きっと妙な光景に違いない。ふと気付くといつのまにか老人は消えていたのだが・・・・。14時00分ぐらいから立ち始めて、1回休憩しようと思いはじめた、28分6秒後とうとう一台の車が止まった。そして温根湯まで乗せていただけることになった。乗せていただいたのは、現在単身赴任中のサラリーマンの方。旭川まで行くという。その人は15分前にSOSAが立っているのをみかけ、帰りにまだ立ってたら乗せてやろう・・・と思ってたら、本当にまだ立ってて、乗せてくれたらしい。ありがたいものだ! その人はもともとは大阪に住んでいたようだ。北海道にあこがれて、この地にやってきたらしい。話題はもっか北見の大雪の話。大雪当時の道路の状況を細かに話してくれた。ジュースも一本いただいた。 あぁ〜〜っというまに温根湯温泉まで着いてしまった。運転手さんは、一緒に宿泊する宿まで探してくれた。
チェックインを済ませて通された部屋の大きさにビックリした。いいの?こんなに広くて。

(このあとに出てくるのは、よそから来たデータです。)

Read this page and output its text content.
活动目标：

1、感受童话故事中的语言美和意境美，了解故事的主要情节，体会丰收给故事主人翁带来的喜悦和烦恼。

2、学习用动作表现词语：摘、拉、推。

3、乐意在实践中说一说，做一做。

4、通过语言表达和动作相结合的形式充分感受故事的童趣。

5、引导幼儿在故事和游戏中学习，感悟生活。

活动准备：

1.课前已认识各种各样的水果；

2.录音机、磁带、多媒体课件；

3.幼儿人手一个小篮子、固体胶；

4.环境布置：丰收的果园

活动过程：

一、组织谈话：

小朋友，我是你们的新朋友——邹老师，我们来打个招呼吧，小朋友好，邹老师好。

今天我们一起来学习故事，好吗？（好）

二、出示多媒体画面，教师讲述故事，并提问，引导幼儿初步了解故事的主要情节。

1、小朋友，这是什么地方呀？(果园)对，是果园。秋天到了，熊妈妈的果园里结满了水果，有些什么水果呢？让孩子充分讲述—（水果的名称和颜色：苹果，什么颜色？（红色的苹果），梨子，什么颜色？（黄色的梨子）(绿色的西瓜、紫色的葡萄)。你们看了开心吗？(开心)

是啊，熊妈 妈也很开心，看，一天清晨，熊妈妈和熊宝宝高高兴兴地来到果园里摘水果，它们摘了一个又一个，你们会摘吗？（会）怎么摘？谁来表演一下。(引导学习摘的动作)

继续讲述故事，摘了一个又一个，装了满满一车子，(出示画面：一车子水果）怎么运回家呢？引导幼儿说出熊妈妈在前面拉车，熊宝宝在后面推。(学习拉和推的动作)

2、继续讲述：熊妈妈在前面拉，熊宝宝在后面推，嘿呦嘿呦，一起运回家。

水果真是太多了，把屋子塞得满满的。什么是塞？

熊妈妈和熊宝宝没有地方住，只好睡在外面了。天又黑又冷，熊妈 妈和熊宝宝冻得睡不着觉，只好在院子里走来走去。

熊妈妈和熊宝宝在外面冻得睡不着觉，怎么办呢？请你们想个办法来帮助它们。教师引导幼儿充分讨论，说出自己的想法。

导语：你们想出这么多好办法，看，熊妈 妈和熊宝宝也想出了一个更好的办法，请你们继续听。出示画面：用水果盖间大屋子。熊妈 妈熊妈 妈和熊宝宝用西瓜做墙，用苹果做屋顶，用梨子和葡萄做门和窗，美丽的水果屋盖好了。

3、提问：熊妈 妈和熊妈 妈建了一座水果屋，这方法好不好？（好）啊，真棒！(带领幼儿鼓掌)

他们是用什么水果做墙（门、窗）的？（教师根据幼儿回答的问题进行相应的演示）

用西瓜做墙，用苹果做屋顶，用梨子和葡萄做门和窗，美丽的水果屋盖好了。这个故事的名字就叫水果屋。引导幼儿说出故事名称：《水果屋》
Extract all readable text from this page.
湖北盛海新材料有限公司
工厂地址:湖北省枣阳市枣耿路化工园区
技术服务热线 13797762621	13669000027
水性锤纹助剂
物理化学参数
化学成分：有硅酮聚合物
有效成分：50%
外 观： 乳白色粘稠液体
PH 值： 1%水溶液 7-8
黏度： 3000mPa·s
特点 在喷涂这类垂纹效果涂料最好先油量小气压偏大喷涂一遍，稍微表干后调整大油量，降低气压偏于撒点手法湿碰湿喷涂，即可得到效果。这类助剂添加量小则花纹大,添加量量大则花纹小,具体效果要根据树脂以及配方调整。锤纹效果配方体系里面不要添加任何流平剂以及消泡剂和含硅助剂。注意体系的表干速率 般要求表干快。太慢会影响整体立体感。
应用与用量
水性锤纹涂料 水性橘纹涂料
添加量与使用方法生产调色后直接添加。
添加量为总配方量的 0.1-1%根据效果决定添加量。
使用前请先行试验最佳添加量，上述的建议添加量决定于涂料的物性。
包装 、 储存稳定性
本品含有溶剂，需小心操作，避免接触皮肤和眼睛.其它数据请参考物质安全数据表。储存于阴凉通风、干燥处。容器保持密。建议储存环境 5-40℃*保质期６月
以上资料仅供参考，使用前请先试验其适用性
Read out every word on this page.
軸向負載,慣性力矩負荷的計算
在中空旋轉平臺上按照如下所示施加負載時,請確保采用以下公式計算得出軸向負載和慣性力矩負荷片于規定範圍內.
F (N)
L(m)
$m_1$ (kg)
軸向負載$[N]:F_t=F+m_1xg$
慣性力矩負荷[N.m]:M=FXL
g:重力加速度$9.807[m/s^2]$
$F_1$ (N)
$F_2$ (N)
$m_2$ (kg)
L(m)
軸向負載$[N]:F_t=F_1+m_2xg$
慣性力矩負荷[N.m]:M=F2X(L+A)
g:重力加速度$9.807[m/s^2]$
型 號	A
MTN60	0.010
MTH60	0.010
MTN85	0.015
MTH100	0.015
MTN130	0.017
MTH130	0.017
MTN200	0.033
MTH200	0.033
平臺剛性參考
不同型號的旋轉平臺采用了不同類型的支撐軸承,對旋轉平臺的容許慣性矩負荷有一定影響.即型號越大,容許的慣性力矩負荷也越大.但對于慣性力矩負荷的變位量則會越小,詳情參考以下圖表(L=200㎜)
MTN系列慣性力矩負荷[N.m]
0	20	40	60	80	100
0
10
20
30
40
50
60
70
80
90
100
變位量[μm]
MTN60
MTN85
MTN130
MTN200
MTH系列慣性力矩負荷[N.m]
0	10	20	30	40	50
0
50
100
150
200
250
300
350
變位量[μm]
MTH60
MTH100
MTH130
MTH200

フロントにいた女将さんもまた良い方だった。ヒッチハイクでやってきたことを告げるとかなり驚いていた。食事どうする?って聞かれて、値段を見て悩んでたら、学生さんでしょ?無理しないでコンビニでもいいよ!って笑顔で言ってくれた。 部屋に入って前日の寝不足も手伝ってすっかり寝てしまった。で、気付いたら日が暮れようとしていた。急ぐ旅でもないし、時間はたくさんある。これもアリだろう。 泊まってるところから徒歩5分ぐらいにコンビニがあった。その途中住宅街のような場所を通っていくのだが、屋根につもった雪の多さを見て、つくづく雪の多さを実感した。 のんびり部屋のテレビを見ていたら、東京から電話。諸処事情あって火曜日までには川湯に到着していなければならないことになった。一生懸命地図をみて計画を作り始めたが、いくら考えてもつまらなくなってきたので、ちゃっちゃと寝てしまった。要は火曜日に川湯にいればよいのである。
こうして幸先の良い北海道初日が終わった。